Jefferson students host a math competition for talented middle school students interested in math.

Archis Bhandarkar and Akhil Waghmare

Except for the clitter-clattering of TI-83 buttons and the steady scratching of pencils against paper, a silence pervaded the atmosphere.  To be sure, you can expect such intense concentration at Jefferson’s largest middle school outreach program, the annual TJ Intermediate Math Open (TJIMO).

After all, the stakes were high: only 35 grueling math problems separated the over 200 middle school students who participated in the TJIMO on November 9 from sweet victory and recognition.

“There are those who really want to win, and try their hardest in all stages of the competition,” junior Rishub Jain said. “I believe there is an intense competition between these people, because their primary goal is to win the first place trophy.”

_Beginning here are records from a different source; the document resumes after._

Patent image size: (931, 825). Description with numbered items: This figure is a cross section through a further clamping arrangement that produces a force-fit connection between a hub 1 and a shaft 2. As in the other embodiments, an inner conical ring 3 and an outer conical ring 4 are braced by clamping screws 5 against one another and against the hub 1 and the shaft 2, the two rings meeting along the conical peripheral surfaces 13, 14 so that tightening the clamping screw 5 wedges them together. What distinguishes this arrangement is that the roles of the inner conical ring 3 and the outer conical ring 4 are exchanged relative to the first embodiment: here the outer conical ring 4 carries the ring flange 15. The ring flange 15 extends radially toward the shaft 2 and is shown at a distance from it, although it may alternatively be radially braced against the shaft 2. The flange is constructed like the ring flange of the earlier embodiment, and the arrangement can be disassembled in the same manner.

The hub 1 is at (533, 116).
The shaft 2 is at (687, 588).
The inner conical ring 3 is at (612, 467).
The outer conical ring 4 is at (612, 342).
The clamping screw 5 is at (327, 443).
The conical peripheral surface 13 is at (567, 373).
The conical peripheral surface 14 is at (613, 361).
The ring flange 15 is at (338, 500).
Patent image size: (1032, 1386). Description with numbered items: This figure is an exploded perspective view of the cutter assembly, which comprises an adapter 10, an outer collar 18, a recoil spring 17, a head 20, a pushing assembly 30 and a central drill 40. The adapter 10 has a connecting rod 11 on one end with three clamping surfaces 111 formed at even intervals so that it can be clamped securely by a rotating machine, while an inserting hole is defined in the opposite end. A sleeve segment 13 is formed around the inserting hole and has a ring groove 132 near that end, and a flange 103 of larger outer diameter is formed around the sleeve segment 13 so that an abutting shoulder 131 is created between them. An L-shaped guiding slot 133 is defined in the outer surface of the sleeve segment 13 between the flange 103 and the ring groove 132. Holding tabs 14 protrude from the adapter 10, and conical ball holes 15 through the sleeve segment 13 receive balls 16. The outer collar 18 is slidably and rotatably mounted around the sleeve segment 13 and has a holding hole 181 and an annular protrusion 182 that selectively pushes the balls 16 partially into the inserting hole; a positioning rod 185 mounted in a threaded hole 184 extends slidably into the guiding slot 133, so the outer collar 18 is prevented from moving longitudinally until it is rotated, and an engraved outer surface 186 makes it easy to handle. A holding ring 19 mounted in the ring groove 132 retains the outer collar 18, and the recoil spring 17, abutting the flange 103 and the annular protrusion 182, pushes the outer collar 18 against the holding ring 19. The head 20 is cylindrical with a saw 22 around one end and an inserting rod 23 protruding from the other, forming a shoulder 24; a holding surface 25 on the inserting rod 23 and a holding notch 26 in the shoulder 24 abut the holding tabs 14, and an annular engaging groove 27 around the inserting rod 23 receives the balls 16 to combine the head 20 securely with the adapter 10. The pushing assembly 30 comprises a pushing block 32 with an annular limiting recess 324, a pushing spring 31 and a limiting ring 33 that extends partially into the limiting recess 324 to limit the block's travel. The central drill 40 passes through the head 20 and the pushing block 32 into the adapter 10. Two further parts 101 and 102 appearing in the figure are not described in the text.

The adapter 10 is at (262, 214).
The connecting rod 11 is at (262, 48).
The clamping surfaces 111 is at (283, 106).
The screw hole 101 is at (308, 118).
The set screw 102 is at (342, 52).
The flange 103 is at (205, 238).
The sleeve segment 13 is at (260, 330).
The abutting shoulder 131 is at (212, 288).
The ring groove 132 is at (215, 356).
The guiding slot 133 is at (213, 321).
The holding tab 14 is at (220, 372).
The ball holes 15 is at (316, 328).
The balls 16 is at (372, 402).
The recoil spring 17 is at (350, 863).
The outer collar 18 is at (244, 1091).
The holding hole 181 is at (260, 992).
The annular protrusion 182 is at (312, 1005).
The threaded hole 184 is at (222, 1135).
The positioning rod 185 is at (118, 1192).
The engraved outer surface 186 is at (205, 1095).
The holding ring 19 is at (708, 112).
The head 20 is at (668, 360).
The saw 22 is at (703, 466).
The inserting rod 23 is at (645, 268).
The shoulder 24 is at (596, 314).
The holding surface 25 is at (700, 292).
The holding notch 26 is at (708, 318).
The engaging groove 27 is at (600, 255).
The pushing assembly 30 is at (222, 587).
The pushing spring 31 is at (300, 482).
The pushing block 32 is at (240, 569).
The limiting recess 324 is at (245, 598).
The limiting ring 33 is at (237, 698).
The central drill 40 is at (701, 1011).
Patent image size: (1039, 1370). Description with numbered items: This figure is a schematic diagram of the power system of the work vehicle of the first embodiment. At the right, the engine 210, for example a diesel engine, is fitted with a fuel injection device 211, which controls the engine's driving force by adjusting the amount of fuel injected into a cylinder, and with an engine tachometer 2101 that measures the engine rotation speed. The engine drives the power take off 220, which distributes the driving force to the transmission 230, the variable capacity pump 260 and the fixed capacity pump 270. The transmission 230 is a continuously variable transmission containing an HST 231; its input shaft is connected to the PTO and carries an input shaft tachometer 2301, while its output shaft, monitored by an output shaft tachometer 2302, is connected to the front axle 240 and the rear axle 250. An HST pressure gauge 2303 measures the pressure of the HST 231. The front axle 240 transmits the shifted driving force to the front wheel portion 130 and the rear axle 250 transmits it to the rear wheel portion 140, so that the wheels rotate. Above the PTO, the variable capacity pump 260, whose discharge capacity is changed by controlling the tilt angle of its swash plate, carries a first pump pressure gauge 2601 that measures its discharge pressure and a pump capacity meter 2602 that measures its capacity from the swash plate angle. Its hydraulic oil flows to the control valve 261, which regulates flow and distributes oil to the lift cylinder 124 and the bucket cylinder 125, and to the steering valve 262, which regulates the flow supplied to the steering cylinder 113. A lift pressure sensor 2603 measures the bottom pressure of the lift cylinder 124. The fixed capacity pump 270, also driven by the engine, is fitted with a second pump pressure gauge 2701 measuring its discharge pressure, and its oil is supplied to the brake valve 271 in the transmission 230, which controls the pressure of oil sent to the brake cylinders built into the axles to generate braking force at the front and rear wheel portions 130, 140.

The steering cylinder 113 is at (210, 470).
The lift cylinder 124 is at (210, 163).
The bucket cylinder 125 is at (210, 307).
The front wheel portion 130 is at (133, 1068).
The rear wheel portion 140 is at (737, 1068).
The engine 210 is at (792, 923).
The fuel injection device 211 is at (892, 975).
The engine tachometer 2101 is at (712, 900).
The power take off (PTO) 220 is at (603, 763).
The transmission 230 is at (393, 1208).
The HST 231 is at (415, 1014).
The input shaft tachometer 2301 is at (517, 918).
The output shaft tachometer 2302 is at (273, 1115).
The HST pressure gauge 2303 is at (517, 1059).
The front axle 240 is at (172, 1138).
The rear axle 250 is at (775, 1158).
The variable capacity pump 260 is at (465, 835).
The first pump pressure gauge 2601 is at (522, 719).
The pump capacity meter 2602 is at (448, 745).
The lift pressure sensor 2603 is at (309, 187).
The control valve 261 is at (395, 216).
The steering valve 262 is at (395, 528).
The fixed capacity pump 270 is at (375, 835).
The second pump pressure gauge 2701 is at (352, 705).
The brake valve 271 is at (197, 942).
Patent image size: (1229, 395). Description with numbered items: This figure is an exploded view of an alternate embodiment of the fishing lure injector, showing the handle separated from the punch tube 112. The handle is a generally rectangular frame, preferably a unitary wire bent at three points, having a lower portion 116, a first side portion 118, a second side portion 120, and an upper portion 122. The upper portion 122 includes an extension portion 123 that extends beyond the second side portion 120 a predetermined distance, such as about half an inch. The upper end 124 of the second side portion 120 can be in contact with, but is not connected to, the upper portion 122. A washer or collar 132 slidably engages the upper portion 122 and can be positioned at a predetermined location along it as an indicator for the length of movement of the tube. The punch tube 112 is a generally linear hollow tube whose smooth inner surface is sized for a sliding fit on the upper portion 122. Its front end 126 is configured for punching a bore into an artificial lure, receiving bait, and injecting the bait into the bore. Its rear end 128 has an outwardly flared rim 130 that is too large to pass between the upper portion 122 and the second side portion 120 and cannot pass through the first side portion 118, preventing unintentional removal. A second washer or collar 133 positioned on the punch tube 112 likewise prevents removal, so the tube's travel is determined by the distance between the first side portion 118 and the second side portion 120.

The TJIMO is completely written by students from Jefferson’s own Varsity Math Team. The competition itself was engineered to challenge mathematically-talented Northern Virginia middle school students, representing Rocky Run, Rachel Carson and Longfellow middle schools amongst others. Usually held at Jefferson, the competition took place at Glasgow Middle School due to the renovations.

While the competition itself was challenging for many a middle school math enthusiast, so too was making sure things ran smoothly throughout the day. Running the TJIMO and all its different rounds required the coordinated efforts of the math team officers, student coaches and parent/faculty volunteers.

“It was a rewarding and enjoyable experience to coach middle school students during TJIMO,” junior student coach Sushruth Reddy said. “Although many of the kids were reluctant at first, by the end of the day, everyone had experienced a great deal of fun, including the coaches.”

Despite all the hard work that goes into the competition, the student volunteers enjoyed themselves. Some coaches even learned a thing or two for themselves.

“Having taught math to middle school students, I have discovered that beauty and elegance can truly be found in all levels of mathematics, regardless of one’s current mathematical ability,”  senior student coach Rohan Banerjee said.

Thankfully to all those who pitched in, the TJIMO turned out to be a grand success in the end. Twelve different individual round winners and the top three teams were announced. Eighth grader William Sun from Longfellow was crowned as the top individual scorer.

“When the power went out during the Guts Round, I was initially quite surprised and a bit concerned,” said Banerjee. “However, I knew that the VMT officers and sponsors were capable enough to continue the round regardless of the power failure.”

Overall, the TJIMO was truly a great time for middle school students and Jefferson math lovers to come together and solve some interesting math problems, like finding the surface area of the tetrahedron formed by the three-dimensional coordinates (2012, 2013, 2014), (2013, 2014, 2012), (2012, 2014, 2013), and (2014, 2012, 2013). Even the coaches had to think for a bit when they saw this one.

“That was a hard problem,” said Reddy. “You’ve just got to love tetrahedral barycentric coordinates.”